USD/JPY holds in bearish territory ahead of Jackson Hole


  • USD/JPY bulls seeking a break of daily resistance trendline. 
  • Bears on the lookout for a benign Jackson Hole that could see a lower US dollar. 

USD/JPY is trading between a 109.41-109.88 range on Tuesday in the countdown to the Jackson Hole that starts this Thursday.

The US dollar is in wait-and-see mode, licking its wounds after slipping to a critical low of 92.80 as measured against a basket of currencies, including JPY, in the DXY index.

More on the trajectory of the US dollar index here: 

Risk appetite in global markets has started to recover which is a potential headwind for both the yen and US dollar relative to their safe haven status amongst forex. 

The MSCI world equity index, IACWI, which tracks shares in 50 countries, rose another 0.54% following a 1.1% gain at the start of the week, leaving it on course to recovery towards fresh bull cycle highs.

Investors in the US have cheered news that the US Food and Drug Administration had granted full approval to the COVID-19 vaccine developed by Pfizer and BioNTech.

This is expected to accelerate inoculations in the United States.

It was a move that has sent both the NASDAQ and the S&P 500 index into new record highs with the Dow tracking higher closely behind them.

However, the Jackson Hole is an event that traders are waiting in high anticipation of which could put a pause to rising stocks, potentially underpinning the safe havens for the meanwhile. 

The recent minutes of July’s Federal Open Market Committee meeting showed a majority of attendees said it might be appropriate to begin tapering asset purchases this year.

The Jackson Hole is an event that could be used by The Fed's chair, Jerome Powell, to announce timings of when this will happen.

Equity investors have historically not liked bond tapering by the Fed. 
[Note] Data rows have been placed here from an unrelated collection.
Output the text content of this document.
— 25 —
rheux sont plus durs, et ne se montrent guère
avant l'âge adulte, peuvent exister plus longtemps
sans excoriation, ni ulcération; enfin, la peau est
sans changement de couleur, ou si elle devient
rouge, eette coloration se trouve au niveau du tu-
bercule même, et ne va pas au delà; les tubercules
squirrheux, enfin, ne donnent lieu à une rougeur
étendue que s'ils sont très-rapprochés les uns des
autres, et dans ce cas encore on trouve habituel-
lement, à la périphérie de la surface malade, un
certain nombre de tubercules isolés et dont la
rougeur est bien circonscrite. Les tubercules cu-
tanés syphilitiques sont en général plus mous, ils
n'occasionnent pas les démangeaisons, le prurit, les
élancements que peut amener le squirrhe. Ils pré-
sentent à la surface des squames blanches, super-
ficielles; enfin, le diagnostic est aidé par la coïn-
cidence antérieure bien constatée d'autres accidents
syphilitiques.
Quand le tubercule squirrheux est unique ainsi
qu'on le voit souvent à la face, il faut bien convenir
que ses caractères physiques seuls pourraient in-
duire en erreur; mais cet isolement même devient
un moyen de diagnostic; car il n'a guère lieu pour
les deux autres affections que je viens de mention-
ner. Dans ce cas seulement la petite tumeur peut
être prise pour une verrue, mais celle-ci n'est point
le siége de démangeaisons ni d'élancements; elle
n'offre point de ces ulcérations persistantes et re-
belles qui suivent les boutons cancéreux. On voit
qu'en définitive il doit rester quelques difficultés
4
Casting minds back to May 22 2013, an event dubbed the "Taper Tantrum," when the then-Fed Chairman Ben Bernanke stated in testimony before Congress that the Fed may taper the size of its bond-buying program known as quantitative easing (QE), the S&P 500 fell 3% over the course of just two sessions.

The S&P 500 fell an additional 4.5% before month-end and the yen rallied vs the greenback by some 9.5%.

However, this time around, investors regard the US economic recovery as far stranger than in other nations, such as Japan, that have seen a recent resurgence on the coronavirus in the form of a highly contagious Delta variant.

This has fuelled concerns about the recovery from the global health crisis which goes a long way toward supporting the US dollar. 

However, markets have largely looked past this so far this week, with analysts citing thin liquidity as a factor driving apparent swings in risk appetite.

Therefore, it is a matter of waiting to see what Powell will have to say in his keynote speech on Friday at the Jackson Hole. 

A taper tantrum on the back of a uber hawkish outcome could well see higher US yields that would be expected to support the greenback which is at a critical juncture on the long term charts. 

See here for that analysis: US dollar at make or break point, countdown to taper 

However, a benign outcome of the event will likely pressure the greenback as traders unwind speculative longs in anticipation of the September Fed meeting instead. 

USD/JPY technical analysis

From a daily time frame perspective, the price could be on the verge of a downside extension below the dynamic trend line resistance. 

However, a break of which would likely see the pair rally into the 111's in the near term to challenge the July highs near 111.65.